In the Name of Allah, Most Beneficent, Most Merciful,

The Assembly of Muslim Jurists of America (AMJA) has received several inquiries regarding the COVID-19 (novel coronavirus) outbreak and the possibility of closure of the masjids and suspension of Jumuah prayers, in compliance with the instructions of the local governments and health authorities to ban large public gatherings of more than 250, 100, or even 50 or less. AMJA promptly contacted an esteemed group of physicians and professors with specialty in infectious diseases and public health. They affirmed the information received by AMJA from the local communities, and stressed the seriousness of the situation and the necessity to contain the disease.

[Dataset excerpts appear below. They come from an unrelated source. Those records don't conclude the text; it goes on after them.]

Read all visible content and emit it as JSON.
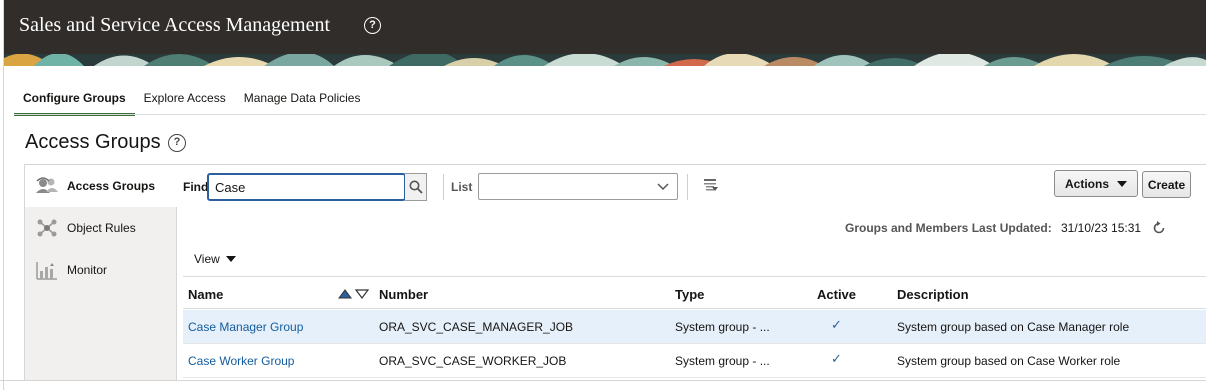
{
  "app": {
    "title": "Sales and Service Access Management",
    "help_icon": "question-circle-icon"
  },
  "tabs": [
    {
      "label": "Configure Groups",
      "active": true
    },
    {
      "label": "Explore Access",
      "active": false
    },
    {
      "label": "Manage Data Policies",
      "active": false
    }
  ],
  "page": {
    "title": "Access Groups"
  },
  "sidebar": {
    "items": [
      {
        "label": "Access Groups",
        "icon": "access-groups-icon",
        "active": true
      },
      {
        "label": "Object Rules",
        "icon": "object-rules-icon",
        "active": false
      },
      {
        "label": "Monitor",
        "icon": "monitor-chart-icon",
        "active": false
      }
    ]
  },
  "toolbar": {
    "find_label": "Find",
    "find_value": "Case",
    "list_label": "List",
    "list_value": "",
    "actions_label": "Actions",
    "create_label": "Create"
  },
  "status": {
    "updated_label": "Groups and Members Last Updated:",
    "updated_value": "31/10/23 15:31"
  },
  "view_label": "View",
  "table": {
    "columns": [
      "Name",
      "Number",
      "Type",
      "Active",
      "Description"
    ],
    "rows": [
      {
        "name": "Case Manager Group",
        "number": "ORA_SVC_CASE_MANAGER_JOB",
        "type": "System group - ...",
        "active": "✓",
        "description": "System group based on Case Manager role",
        "selected": true
      },
      {
        "name": "Case Worker Group",
        "number": "ORA_SVC_CASE_WORKER_JOB",
        "type": "System group - ...",
        "active": "✓",
        "description": "System group based on Case Worker role",
        "selected": false
      }
    ]
  },
  "colors": {
    "header_bg": "#312d2a",
    "active_tab_underline": "#3a6f3a",
    "link": "#145c9e",
    "selected_row": "#e6f0fa",
    "focus_border": "#2c5f9e"
  }
}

Based on the guidance received from the experts, and in accordance with AMJA’s previous fatwa to follow the updates from the local public health authorities and comply with their instructions, AMJA has issued the following statement:

  • First: Whenever the authorities demand the temporary closure of the houses of worship, this constitutes an excuse allowing such closure.
  • Second: Whenever the public health authorities advise against public gatherings and encourage their strict limitation because of a real risk, Muslims should comply with these instructions and cancel the public gathering for the Friday sermon, and should call upon the people to pray in their places, as the Messenger of Allah (pbuh) said concerning what is much less harmful than this. Al-Mardawy said in “al-Inṣâf”: “[Sickness is an excuse to miss Jumuah], without controversy, and so is the fear of sickness.” However, whenever possible, Muslims should establish the Jumuah, maintain dhikr of Allah in their masjids, and avoid abandoning these completely. This can be done by a very small number of people; such a number is to be determined by the managements of the masjids, after consulting with the experts, as long as it is not less than the quorum for Jumuah. Let us remember that the one who called for people to pray the Jumuah at their respective places prayed it at the masjid.
    Every masjid may choose the position they wish to follow concerning the quorum for the Jumuah (which is three in addition to the imam, according to the weightier Hanafi position; twelve, according to the Malikis; and forty, according to the Shafi’ees and Hanbalis). There is no clear number traceable to the Prophet (pbuh) himself, so following the easiest madhhab, which is the Hanafi, may be favorable in this case. Limiting the Jumuah to such small numbers will allow keeping the recommended distance between people and the control of transmission to a greater extent. We must also remember here that people are still going to their workplaces and riding public transportation. It is, thus, unsuitable (or at least premature) to completely suspend the rituals and abandon the masjids.
    Whenever the smaller congregational prayer is established to maintain the remembrance of Allah in the masjids during this blessed time, it should be kept short and limited to the essential requirements of the sermon. People must be instructed to keep a safe distance from each other; doing this is not haram, according to the majority, and would not invalidate the prayer even without an excuse, let alone with this excuse.
  • Third: It is permissible for the managements of the masjids to select the people who will establish the Jumuah, and it is preferable to prioritize those who register for it first every week. It is permissible for them as well to send back those who show up without registering. It is permissible to have multiple Jumuah prayers. As for the other Muslims who are capable of establishing Jumuah prayers in other places, they should do that, as long as they have the quorum. Friday prayers are valid in places that are not masjids, according to the majority.
  • Fourth: What is mentioned here above pertains to the masjids, not to the prayer halls in colleges and workplaces, especially since there may be bans on gatherings in those places, and Muslims may not have access to them during these times.
  • Fifth: Anyone who could have possibly been exposed to the virus, or who suffers from any suspicious symptoms (which can be like symptoms of any common cold), must be forbidden from coming to the masjids until they check with their healthcare providers and ensure that they are free of the COVID-19 disease. This is because the harm of spreading this coronavirus is much greater than that of bothering the people with the odor of garlic; as the Prophet (pbuh) said, “He who eats of this plant (garlic) should not come near our masjid and should not bother us with the odor of garlic.” It is also important for people in high risk groups, such as the elderly and those with chronic diseases, to avoid coming to the masjids, in order to protect their own health. The same may apply to those people who care for them.
  • Sixth: It is essential for the leaders of the community to honor the symbols of Allah and rituals of the religion. Once the precautionary measures are eased by the public health authorities, the activities at the masjids must be resumed in the manner that will keep harm away from the people and still honor the rights of Allah.
  • Seventh: This is the time for acknowledging our weakness and neediness before Allah and our reliance on Him; it is a time of repentance and beseeching Him for assistance; it is a time for having trust in Him and good thoughts of Him. Remember Him much and increase your good deeds during the day and night. Be in the service of His creatures, especially those of them who are weak and needy.

May the Blessings of Allah and Peace be on Muhammad, and all praise belongs to the Lord of the Worlds.